Question

Simplify $\dfrac{{\cos 2A - 1}}{{\sin A}} + \dfrac{{\sin 2A \cdot \cos A}}{{\cos 2A + 1}}$.

Answer 1

Here, in the given question, we need to solve $\dfrac{{\cos 2A - 1}}{{\sin A}} + \dfrac{{\sin 2A \cdot \cos A}}{{\cos 2A + 1}}$. As we can see, we are given trigonometric ratios of angle $2A$ in the given trigonometric equation. At first, we will try to simplify the given trigonometric equation using identities of trigonometric ratios of angle $2A$. After this, we will cancel out the common terms to get our answer.

Formulas used:
$\cos 2A = 1 - 2{\sin ^2}A$
$\cos 2A = 2{\cos ^2}A - 1$
$\sin 2A = 2\sin A\cos A$
In the above written formulae it should be noted that the angle on the RHS is half of the angle on LHS.

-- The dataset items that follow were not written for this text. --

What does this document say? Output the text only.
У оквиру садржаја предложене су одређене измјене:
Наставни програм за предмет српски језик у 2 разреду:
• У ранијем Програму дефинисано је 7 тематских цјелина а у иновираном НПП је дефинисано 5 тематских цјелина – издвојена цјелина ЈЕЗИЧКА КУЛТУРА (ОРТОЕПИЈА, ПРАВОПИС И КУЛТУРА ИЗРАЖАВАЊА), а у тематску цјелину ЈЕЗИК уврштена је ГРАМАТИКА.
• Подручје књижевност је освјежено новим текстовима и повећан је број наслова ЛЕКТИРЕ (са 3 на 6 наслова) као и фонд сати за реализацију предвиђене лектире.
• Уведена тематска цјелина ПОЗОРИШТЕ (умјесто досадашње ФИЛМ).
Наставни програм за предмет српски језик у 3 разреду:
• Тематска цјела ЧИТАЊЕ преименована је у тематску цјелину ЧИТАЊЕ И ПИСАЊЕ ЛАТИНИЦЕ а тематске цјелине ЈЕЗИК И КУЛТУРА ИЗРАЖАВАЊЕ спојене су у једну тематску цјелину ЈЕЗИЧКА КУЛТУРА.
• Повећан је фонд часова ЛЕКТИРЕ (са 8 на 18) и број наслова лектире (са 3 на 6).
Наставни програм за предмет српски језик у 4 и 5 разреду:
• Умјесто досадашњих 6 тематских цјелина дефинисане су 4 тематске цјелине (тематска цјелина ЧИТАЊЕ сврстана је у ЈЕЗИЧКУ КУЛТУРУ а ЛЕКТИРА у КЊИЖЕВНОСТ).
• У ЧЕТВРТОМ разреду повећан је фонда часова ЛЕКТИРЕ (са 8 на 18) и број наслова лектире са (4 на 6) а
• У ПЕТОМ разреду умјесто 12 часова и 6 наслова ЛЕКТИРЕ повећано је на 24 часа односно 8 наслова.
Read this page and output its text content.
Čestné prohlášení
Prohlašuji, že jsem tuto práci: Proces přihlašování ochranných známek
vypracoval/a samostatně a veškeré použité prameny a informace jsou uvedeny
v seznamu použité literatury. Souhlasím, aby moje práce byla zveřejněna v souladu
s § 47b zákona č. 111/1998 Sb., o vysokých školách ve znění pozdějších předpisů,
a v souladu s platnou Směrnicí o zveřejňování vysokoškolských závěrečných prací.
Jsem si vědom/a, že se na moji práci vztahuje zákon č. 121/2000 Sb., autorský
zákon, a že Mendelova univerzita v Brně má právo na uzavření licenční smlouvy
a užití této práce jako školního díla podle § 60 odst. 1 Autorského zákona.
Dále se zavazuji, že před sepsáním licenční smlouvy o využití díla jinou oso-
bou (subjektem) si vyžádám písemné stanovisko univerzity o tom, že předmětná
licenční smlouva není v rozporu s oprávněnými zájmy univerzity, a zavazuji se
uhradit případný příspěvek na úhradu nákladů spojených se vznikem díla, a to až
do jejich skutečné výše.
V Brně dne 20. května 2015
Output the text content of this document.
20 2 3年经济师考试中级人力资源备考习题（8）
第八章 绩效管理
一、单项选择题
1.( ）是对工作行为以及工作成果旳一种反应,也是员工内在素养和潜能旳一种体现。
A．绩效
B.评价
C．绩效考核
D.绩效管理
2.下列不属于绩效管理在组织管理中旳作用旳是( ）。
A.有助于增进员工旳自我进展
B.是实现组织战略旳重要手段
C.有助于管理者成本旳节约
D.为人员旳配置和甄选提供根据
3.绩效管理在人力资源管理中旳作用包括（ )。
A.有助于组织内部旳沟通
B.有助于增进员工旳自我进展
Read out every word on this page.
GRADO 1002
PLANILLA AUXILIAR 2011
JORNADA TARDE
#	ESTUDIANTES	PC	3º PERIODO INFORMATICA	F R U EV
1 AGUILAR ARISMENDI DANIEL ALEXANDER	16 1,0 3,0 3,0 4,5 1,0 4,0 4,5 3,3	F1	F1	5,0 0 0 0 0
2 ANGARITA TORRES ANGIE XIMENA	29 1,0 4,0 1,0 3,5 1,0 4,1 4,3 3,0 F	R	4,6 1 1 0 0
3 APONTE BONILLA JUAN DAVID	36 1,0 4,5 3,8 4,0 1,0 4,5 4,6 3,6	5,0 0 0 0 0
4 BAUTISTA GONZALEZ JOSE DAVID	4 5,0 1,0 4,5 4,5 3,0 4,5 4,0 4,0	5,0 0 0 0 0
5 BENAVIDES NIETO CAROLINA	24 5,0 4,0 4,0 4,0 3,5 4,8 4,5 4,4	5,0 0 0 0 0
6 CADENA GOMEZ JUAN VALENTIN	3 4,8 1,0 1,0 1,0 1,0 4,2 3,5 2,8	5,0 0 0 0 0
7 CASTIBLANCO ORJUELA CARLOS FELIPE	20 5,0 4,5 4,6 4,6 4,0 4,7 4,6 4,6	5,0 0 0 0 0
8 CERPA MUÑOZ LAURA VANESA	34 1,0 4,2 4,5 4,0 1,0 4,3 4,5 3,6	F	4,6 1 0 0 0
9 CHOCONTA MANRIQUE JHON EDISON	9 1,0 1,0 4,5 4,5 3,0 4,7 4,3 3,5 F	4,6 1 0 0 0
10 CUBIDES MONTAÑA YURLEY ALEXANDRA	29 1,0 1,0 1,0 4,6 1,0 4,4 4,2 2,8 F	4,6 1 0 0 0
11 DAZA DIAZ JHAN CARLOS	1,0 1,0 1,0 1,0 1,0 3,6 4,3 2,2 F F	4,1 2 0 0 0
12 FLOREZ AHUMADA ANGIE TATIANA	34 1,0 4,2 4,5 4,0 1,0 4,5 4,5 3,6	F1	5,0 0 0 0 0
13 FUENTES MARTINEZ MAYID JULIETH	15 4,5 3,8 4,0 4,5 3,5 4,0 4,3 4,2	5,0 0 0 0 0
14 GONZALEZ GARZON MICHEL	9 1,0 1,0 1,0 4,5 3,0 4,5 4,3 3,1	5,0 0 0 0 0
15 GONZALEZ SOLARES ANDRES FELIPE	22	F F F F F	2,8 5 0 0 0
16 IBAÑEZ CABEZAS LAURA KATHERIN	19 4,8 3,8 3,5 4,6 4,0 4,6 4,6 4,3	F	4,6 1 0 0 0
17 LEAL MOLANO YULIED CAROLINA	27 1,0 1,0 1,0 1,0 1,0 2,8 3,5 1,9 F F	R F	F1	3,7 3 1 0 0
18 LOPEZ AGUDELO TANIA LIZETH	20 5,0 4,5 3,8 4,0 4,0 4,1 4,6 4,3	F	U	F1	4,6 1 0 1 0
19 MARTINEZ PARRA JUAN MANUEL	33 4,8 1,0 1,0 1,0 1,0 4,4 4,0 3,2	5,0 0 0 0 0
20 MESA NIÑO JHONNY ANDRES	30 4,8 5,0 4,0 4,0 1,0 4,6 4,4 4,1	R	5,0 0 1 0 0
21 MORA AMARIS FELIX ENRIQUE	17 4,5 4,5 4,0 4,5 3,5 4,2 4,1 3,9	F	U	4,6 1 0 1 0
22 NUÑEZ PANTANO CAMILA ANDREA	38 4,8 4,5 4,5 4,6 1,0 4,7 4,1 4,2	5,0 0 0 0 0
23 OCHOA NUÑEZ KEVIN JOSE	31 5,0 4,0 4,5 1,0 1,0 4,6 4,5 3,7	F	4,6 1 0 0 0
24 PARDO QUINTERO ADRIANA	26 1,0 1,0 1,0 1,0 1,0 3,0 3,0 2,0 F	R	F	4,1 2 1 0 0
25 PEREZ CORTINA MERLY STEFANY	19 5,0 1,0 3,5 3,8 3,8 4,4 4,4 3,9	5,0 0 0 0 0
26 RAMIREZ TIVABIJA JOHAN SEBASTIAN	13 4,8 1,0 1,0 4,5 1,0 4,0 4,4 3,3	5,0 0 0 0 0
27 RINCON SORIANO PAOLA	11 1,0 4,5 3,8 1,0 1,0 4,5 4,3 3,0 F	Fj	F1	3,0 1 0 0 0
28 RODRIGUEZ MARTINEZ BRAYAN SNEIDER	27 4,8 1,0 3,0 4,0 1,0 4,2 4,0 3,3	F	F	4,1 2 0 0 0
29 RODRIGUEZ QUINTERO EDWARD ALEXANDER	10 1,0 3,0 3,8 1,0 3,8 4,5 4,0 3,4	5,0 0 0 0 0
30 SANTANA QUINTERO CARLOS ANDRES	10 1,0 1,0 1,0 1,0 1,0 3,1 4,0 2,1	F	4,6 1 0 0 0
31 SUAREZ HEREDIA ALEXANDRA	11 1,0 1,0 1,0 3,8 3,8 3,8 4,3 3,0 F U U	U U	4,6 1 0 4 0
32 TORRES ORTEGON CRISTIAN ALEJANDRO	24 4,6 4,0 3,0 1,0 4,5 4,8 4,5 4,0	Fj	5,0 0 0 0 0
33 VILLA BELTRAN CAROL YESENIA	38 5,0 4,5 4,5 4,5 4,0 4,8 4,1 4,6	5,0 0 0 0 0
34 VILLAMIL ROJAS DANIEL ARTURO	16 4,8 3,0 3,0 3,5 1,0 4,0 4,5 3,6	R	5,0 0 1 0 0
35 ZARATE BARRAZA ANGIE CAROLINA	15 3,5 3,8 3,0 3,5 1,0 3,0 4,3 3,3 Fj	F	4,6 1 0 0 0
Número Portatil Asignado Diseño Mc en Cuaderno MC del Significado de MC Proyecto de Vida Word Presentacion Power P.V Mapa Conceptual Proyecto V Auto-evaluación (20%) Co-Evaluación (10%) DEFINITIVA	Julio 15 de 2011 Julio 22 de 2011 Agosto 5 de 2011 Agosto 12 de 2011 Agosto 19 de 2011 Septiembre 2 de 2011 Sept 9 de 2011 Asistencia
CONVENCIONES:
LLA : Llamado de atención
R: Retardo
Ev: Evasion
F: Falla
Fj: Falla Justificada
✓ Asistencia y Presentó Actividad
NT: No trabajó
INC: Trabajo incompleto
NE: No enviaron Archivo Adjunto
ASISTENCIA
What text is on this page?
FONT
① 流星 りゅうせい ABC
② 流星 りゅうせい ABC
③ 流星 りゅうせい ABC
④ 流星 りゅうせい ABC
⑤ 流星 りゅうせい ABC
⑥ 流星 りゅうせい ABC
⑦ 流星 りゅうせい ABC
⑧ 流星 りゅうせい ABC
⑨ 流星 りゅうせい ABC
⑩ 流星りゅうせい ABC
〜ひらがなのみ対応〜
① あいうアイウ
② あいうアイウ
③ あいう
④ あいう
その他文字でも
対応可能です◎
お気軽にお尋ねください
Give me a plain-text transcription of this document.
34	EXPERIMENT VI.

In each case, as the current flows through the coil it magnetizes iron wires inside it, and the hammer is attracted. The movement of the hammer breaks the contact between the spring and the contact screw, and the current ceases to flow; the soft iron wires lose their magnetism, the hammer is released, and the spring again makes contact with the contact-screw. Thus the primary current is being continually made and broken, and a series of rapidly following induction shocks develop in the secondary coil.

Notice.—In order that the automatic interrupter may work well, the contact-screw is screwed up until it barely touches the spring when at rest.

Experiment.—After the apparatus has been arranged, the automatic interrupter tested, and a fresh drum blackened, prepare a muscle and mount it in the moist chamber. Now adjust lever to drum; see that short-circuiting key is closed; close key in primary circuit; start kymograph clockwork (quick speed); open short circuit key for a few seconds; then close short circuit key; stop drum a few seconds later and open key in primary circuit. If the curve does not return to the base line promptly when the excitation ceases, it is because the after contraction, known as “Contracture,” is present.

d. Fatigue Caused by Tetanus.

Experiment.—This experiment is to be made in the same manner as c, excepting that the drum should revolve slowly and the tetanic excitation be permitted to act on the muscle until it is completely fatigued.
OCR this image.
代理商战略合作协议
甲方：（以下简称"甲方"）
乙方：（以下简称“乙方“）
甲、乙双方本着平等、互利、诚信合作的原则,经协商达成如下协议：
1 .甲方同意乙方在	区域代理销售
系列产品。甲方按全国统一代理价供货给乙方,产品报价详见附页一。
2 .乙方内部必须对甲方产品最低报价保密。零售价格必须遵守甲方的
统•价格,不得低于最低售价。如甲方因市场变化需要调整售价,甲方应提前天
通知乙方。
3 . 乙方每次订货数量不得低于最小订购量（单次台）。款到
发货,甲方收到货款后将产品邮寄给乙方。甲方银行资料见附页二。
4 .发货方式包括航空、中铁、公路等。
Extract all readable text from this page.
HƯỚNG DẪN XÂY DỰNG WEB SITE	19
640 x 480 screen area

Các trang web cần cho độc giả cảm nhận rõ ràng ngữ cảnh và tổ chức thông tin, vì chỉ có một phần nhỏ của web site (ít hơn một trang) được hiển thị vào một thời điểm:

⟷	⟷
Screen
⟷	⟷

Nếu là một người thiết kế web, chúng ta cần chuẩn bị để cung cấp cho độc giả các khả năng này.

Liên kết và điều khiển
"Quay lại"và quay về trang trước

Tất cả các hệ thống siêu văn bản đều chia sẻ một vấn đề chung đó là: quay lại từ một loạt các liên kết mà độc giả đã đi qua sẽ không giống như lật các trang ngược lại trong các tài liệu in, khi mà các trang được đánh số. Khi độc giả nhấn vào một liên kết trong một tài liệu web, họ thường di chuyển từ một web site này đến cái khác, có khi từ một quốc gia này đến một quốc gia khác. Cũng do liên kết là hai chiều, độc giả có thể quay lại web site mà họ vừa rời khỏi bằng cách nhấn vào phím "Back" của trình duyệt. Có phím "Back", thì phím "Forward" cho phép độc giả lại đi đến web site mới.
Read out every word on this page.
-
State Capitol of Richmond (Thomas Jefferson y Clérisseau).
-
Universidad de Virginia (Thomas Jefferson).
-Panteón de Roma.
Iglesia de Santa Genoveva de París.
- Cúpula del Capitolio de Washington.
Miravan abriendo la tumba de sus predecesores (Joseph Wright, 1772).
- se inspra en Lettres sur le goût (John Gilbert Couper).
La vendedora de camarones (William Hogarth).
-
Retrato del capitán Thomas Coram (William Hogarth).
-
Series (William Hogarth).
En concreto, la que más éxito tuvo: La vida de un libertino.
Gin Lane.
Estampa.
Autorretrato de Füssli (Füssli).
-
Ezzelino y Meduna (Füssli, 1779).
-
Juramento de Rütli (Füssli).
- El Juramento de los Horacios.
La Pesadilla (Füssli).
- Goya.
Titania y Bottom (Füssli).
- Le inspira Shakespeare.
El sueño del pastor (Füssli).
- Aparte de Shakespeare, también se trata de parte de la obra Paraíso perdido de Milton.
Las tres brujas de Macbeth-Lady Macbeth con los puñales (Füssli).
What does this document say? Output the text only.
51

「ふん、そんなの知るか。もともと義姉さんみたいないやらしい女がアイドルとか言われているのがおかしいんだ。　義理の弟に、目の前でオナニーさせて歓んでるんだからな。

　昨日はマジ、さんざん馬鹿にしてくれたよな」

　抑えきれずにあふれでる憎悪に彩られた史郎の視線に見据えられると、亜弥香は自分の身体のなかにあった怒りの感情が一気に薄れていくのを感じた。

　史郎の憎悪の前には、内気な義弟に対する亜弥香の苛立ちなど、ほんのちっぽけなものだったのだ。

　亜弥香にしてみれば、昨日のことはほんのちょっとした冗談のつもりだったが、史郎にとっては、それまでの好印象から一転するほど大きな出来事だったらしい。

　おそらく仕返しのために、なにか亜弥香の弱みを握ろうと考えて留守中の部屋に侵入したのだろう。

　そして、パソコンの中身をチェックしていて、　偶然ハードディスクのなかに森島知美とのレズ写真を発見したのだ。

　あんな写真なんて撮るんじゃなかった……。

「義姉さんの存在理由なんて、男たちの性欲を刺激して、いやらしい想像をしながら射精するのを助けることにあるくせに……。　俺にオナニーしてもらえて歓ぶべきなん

Complete step by step answer:
We have,
$\dfrac{{\cos 2A - 1}}{{\sin A}} + \dfrac{{\sin 2A \cdot \cos A}}{{\cos 2A + 1}}$
As we know $\cos 2A = 1 - 2{\sin ^2}A$. Thus, we get $\cos 2A - 1 = - 2{\sin ^2}A$.
So, we will replace $\cos 2A - 1$ by $- 2{\sin ^2}A$.
As we know $\cos 2A = 2{\cos ^2}A - 1$. Thus, we get $\cos 2A + 1 = 2{\cos ^2}A$.
So, we will replace $\cos 2A + 1$ in the denominator by $2{\cos ^2}A$.
As we know $\sin 2A = 2\sin A\cos A$.
So, we will replace $\sin 2A$ by $2\sin A\cos A$.
So now, on substituting these values, we get
$\Rightarrow \dfrac{{ - 2{{\sin }^2}A}}{{\sin A}} + \dfrac{{2\sin A\cos A \cdot \cos A}}{{2{{\cos }^2}A}}$
This can also be written as,
$\Rightarrow \dfrac{{ - 2\sin A \cdot \sin A}}{{\sin A}} + \dfrac{{2\sin A\cos A \cdot \cos A}}{{2\cos A \cdot \cos A}}$
On canceling out common terms, we get
$\Rightarrow - 2\sin A + \sin A$
On subtraction of terms, we get
$\Rightarrow - \sin A$
Therefore, on solving $\dfrac{{\cos 2A - 1}}{{\sin A}} + \dfrac{{\sin 2A \cdot \cos A}}{{\cos 2A + 1}}$ we get $- \sin A$ as our answer.

Note:
These type of questions are completely based on substation of formulae. To solve this type of questions, one must know all the trigonometric formulae, especially trigonometric ratios formulae for half angle, double angle, triple angles, etc. We should take care of the calculations so as to be sure of our final answer.
Some formulas are written below:
Trigonometric ratios of angle $2A$ in terms of angle $A$.
1. $\sin 2A = 2\sin A\cos A$
2. $\cos 2A = {\cos ^2}A - {\sin ^2}A$
3. $\cos 2A = 2{\cos ^2}A - 1$ or, $1 + \cos 2A = 2{\cos ^2}A$
4. $\cos 2A = 1 - 2{\sin ^2}A$ or, $1 - \cos 2A = 2{\sin ^2}A$
5. $\tan 2A = \dfrac{{2\tan A}}{{1 - {{\tan }^2}A}}$
6. $\sin 2A = \dfrac{{2\tan A}}{{1 + {{\tan }^2}A}}$
7. $\cos 2A = \dfrac{{1 - {{\tan }^2}A}}{{1 + {{\tan }^2}A}}$
Trigonometric ratios of angle $3A$ in terms of angle $A$.
8. $\sin 3A = 3\sin A - 4{\sin ^3}A$
9. $\cos 3A = 4{\cos ^3}A - 3\cos A$
10 $\tan 3A = \dfrac{{3\tan A - {{\tan }^3}A}}{{1 - 3{{\tan }^2}A}}$